Communities without rent control are susceptible to rapid gentrification, further exacerbating housing disparities. As affluent individuals and developers move into neighborhoods, property values rise, and long-term residents find themselves priced out. Vulnerable populations are displaced, while the unique cultural and social fabric of these communities is gradually erased.
To address one of America’s most pressing issues, we must come together and prioritize the creation of low-income housing. Investment in affordable housing initiatives, including subsidies, grants, and tax incentives for developers, can help ensure that low-income individuals and families have access to stable, affordable housing options. This, in turn, can mitigate the need for stringent rent control measures.
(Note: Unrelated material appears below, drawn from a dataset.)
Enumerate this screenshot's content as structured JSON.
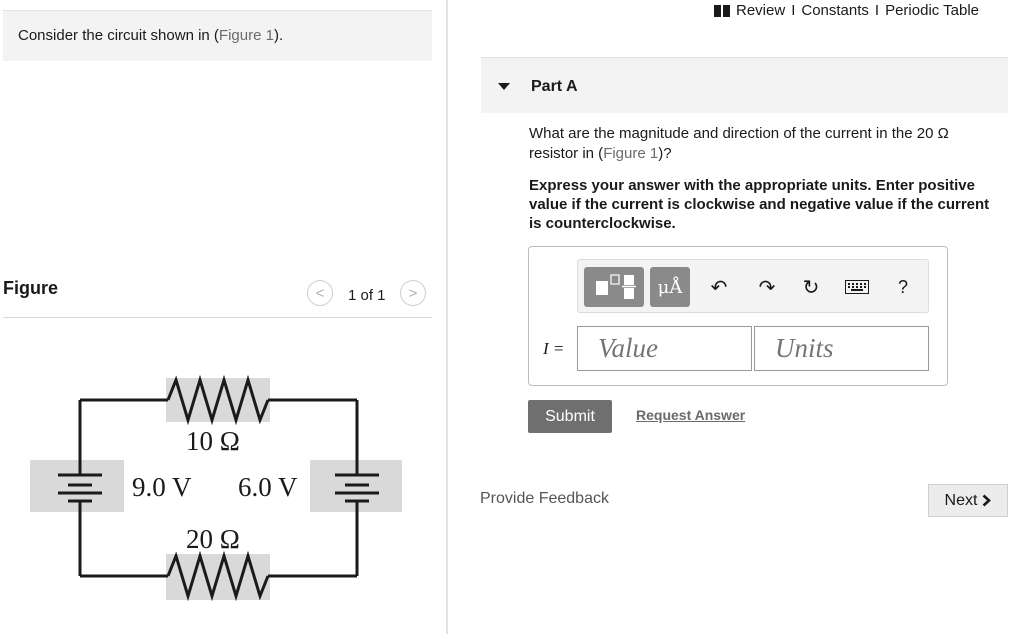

The most effective antidote to the affordable housing crisis lies in striking a balance between the free market and rent control. Comprehensive rent control policies, if implemented thoughtfully, can prevent excessive rent increases while still allowing landlords to maintain a reasonable return on their investments. Such policies can be tailored to the unique needs of communities, protecting vulnerable renters without stifling the rental market.
Ultimately, the stakes are now too high for further inaction. The absence of rent control jeopardizes people’s well-being, so it is time for a comprehensive approach that combines rent control with a robust investment in low-income housing, ensuring that everyone has the opportunity to secure an affordable, stable, and safe place to live.
Otherwise, we risk pushing our most vulnerable citizens further into the abyss of housing insecurity, where the American dream of a stable home is nothing more than a distant, fading aspiration. And then, the American Dream truly becomes a Halloween nightmare.